Even though mother has been gone 3 yrs Oct 1st, she still comes to me if I'm up in the early morning hours of 2:00 or 3:00. She whistles very lightly to me, I stop what I'm doing and talk to her. I know that sounds strange but it's the honest to Gods truth.
My dad died in 1989, I've had one "vivid" dream, I dreamt he was standing in our bedroom doorway (he'd already passed away), I sat up in bed and said "Dad, what are you doing here?" my husband woke and asked who I was talking to.
That was the only time I'd had any dreams of him, until mother died. Now once in awhile I smell cigarette smoke, he used to smoke and I know he's come to say hello.
I KNOW anyone that's read this is thinking I've lost my mind, but I'm just as sane as the next person...ok ...every other person...;) and things have happened to my youngest daughter whom she was closest to out of three children we have. I never get scared, it's more of a comfort feeling, knowing they're around helping us out.
Finding out last week, after having a heart cath done at a physician owned hospital, my HUSBAND of 48 yrs has 4 blocked arteries, 30% blocked carotid artery and damage to the back of his heart. I honestly think this stems from a work accident 28 yrs ago that would've killed any other man. Open heart surgery is out of the question due to the blood clots, some are stringy, others are spotty in places that a stent wouldn't make sense.
The drs prescribed Lipitor and sent him home !!!!!!!!!!
We saw our family physician, he changed his meds to Crestor something stronger for the clots, put him on Omega 2000 mgs and Niacin which opens the arteries. Changed "our" way of eating, not a diet, he's lost over 15 lbs, (I only lost 8) but I love ice cream and don't have any problems in that area. He's feeling better...said he could look down now and see his shoes...lol, I know that feeling and I'm walking on egg shells, as my Dr. stated.
We've gotten the financial items cleared in case something happens, but he's a veteran and will already have a plot, I don't know how that works with a wife.
This all hit us in the face, fast and furious...we both already knew life was short, time is precious and everyday counts, but this brings things into focus...down to the casket which we've not done yet. I remember going with my mother when she wanted to pick out her casket, she always told me "everyone has to die, it's a normal part of life"....wow...whatta mom, made it a little easier to accept but no less easier having her gone.
She was my best friend, shopping buddy and we ALWAYS ended up wearing the same colors of clothes when I went to pick her up at the Manor where she lived in an apt. It was so ironic. It happened 99% of the time.

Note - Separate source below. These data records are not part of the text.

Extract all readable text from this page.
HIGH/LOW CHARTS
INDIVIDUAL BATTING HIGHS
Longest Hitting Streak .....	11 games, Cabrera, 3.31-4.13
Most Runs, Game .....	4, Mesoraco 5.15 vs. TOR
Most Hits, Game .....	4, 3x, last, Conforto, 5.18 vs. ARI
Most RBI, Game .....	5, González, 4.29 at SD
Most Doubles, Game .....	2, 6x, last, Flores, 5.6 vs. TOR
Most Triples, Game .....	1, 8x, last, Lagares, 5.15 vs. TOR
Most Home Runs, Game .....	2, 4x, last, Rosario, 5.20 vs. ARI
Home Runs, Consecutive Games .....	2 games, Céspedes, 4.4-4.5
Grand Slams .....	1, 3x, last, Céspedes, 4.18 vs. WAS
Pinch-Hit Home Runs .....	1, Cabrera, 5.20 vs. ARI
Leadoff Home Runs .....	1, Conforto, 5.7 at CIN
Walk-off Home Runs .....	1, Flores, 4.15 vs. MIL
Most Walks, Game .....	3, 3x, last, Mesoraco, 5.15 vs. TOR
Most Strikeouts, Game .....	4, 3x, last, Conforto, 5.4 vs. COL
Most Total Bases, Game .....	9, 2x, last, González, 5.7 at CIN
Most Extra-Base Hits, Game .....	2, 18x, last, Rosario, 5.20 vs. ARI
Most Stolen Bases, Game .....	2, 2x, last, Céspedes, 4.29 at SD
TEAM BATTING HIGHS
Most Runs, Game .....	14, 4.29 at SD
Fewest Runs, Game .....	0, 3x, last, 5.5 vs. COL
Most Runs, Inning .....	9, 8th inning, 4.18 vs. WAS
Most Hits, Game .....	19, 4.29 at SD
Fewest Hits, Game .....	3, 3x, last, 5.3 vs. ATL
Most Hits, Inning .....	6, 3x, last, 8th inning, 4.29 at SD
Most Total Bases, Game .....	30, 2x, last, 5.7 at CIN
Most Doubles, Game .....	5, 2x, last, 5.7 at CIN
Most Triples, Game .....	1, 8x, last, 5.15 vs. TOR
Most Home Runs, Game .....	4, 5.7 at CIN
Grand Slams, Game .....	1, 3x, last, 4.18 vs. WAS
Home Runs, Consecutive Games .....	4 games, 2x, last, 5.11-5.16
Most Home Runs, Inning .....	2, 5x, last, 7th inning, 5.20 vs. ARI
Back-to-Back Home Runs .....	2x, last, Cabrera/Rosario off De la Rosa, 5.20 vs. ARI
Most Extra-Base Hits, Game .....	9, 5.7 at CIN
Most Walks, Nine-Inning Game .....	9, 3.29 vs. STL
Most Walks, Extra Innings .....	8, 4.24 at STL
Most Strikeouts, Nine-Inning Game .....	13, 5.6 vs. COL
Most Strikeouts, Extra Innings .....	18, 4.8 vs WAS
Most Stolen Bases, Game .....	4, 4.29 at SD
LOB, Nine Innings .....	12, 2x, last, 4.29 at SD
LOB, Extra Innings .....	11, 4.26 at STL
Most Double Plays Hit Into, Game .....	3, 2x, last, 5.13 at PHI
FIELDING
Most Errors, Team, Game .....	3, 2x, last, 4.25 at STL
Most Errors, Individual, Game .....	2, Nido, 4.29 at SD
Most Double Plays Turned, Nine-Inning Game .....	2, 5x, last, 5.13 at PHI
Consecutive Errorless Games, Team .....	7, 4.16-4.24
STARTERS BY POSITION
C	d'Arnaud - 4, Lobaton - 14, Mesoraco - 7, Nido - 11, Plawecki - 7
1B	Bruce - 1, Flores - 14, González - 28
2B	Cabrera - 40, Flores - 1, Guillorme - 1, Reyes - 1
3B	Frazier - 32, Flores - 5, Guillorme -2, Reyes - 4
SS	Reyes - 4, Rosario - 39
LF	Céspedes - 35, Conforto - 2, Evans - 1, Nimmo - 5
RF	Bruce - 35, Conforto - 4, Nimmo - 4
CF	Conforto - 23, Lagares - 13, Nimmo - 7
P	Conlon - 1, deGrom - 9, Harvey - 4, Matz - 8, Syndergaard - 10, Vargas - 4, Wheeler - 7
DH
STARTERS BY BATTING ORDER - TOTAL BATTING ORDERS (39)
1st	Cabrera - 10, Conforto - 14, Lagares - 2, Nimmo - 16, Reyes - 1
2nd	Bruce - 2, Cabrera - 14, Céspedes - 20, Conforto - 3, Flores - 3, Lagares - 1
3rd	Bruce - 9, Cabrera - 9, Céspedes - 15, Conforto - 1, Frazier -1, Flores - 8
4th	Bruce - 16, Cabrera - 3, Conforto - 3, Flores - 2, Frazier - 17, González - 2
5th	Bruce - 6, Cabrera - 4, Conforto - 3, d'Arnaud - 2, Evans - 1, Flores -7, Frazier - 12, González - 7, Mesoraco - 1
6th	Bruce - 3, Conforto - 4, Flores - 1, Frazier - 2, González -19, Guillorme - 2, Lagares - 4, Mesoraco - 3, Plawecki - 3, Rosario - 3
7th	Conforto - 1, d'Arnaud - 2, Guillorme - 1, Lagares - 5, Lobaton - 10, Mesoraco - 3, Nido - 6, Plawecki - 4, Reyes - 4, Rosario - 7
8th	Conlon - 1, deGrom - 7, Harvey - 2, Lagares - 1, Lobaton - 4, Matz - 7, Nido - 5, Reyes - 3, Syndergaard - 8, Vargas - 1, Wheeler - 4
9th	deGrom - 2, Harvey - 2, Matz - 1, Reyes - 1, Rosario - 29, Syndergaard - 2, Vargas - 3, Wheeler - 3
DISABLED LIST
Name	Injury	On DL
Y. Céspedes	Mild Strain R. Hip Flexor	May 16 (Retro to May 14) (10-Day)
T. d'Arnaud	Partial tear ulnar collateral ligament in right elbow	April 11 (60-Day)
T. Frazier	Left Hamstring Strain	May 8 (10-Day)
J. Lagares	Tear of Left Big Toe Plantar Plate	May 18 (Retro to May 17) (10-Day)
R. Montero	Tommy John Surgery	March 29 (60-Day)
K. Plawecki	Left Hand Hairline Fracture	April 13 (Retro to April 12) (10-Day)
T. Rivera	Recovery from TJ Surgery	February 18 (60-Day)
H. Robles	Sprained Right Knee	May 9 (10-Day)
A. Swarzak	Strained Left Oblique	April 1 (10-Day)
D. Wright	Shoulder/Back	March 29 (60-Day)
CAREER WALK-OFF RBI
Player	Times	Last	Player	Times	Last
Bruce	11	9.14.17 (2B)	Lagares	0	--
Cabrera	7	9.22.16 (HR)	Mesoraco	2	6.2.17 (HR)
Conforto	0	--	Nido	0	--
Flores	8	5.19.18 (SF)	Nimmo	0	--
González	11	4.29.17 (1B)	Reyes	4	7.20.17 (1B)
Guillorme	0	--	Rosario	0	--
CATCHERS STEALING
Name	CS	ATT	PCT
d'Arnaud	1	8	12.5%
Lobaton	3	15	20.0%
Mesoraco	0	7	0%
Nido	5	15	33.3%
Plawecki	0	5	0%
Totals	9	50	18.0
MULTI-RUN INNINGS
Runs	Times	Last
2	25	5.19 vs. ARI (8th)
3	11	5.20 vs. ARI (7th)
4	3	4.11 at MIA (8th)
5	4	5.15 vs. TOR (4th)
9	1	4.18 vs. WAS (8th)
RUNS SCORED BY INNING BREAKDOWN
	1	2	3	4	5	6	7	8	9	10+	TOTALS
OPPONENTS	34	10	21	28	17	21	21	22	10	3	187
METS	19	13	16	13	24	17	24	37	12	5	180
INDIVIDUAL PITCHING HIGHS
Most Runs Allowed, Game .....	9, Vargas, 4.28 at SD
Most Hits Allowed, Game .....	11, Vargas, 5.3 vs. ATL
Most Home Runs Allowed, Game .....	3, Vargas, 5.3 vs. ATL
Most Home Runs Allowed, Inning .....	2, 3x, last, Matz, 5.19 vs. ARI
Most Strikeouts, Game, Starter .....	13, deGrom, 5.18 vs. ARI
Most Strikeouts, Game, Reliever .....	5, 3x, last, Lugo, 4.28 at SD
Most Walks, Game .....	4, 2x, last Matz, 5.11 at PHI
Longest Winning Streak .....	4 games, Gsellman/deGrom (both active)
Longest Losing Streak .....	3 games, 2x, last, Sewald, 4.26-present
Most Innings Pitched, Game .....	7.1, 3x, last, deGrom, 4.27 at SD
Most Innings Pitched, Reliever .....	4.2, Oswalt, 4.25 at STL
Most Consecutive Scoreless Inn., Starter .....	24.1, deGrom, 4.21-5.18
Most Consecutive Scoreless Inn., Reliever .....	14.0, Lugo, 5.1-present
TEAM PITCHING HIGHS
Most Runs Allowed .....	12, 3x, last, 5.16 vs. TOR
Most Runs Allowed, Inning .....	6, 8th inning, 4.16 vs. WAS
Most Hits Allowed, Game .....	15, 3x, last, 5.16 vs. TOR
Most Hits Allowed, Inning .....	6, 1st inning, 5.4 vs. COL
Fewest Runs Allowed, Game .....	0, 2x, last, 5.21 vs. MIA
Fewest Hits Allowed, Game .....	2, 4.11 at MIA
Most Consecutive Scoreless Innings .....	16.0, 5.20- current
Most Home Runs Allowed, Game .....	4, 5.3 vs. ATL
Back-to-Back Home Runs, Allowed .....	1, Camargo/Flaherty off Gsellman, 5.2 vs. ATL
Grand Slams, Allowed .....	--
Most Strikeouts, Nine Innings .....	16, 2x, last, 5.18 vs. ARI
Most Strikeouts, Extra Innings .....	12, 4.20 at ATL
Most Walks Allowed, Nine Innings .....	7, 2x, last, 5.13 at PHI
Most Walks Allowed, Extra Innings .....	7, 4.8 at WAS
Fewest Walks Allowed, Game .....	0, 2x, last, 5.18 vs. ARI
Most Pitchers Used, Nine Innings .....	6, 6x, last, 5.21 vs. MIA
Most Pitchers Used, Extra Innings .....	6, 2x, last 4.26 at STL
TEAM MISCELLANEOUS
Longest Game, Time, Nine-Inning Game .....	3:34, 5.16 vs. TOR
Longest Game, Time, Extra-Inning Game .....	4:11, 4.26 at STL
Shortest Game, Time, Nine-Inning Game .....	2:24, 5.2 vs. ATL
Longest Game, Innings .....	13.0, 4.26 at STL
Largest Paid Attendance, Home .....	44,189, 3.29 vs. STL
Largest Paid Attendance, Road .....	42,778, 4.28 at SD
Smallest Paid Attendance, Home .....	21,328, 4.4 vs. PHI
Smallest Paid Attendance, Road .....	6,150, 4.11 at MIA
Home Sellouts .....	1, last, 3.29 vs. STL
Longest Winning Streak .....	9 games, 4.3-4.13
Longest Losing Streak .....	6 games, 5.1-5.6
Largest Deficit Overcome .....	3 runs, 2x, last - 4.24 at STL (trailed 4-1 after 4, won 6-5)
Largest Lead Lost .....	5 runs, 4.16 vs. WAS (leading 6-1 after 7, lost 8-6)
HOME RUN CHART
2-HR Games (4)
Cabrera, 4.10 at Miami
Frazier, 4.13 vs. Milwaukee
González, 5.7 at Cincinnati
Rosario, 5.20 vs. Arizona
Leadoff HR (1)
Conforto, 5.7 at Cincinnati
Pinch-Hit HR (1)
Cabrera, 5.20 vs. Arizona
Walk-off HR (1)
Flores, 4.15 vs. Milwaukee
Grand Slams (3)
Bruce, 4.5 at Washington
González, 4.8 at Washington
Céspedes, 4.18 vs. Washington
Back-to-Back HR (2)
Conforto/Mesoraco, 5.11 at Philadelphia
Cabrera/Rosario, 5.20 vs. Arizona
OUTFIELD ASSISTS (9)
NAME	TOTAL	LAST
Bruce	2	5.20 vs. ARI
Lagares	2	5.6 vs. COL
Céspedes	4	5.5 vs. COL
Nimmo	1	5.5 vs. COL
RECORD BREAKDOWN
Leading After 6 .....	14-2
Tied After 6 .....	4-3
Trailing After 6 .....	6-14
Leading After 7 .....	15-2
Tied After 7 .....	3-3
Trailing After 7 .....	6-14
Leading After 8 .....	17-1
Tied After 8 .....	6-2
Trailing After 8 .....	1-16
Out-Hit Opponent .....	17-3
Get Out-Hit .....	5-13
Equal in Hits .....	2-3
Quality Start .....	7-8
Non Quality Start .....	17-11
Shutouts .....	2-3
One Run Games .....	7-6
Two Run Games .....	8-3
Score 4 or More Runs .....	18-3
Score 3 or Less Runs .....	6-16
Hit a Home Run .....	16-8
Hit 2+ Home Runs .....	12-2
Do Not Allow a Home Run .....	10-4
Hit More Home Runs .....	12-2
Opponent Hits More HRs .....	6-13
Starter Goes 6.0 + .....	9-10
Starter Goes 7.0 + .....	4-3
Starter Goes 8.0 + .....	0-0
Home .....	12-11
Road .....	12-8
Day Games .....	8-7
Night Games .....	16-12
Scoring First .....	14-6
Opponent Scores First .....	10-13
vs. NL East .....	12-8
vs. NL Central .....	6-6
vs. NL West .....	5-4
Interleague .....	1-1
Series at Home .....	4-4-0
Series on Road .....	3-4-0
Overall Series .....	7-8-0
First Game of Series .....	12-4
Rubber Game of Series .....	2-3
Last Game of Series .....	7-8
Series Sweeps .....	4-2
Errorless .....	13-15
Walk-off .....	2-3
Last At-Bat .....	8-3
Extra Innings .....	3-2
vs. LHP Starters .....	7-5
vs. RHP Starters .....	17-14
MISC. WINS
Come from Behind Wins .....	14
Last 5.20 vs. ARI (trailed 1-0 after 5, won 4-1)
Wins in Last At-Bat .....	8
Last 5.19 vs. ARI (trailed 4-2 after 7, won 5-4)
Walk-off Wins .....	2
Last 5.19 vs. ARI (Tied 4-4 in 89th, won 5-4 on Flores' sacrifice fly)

If you've read all this....and You've gotten to this point listening to me, I can never thank you enough for being so caring, compassionate and loyal to being a "caregiver", because You just showed how much You do care, I Love You for it. God Bless.
Wow! So you have already had 28 years of "bonus" time together. That is surely something to celebrate! And now you have gotten an advance notice to get your affairs in order. That, too, is a very valuable gift. It is good that you are doing the appropriate paperwork and funeral prep. The other thing you really need to do is enjoy as many more memorable occasions as you can together. If hubby is up to travelling, take a cruise, or visit a national park, or go somewhere you've always thought about going "someday." See plays, go to concerts, have picnics in the park, invite relatives you haven't seen for a while to join you. Fish. Play cards. Do whatever it is that you enjoy doing together. One of you will die first. Build the memories that will sustain the survivor. Life is not over until the last breath. Grab as much joy as you can for the rest of your lives together.
I am so glad my husband and I did as much memory-making as we could during the ten years he had dementia before he died.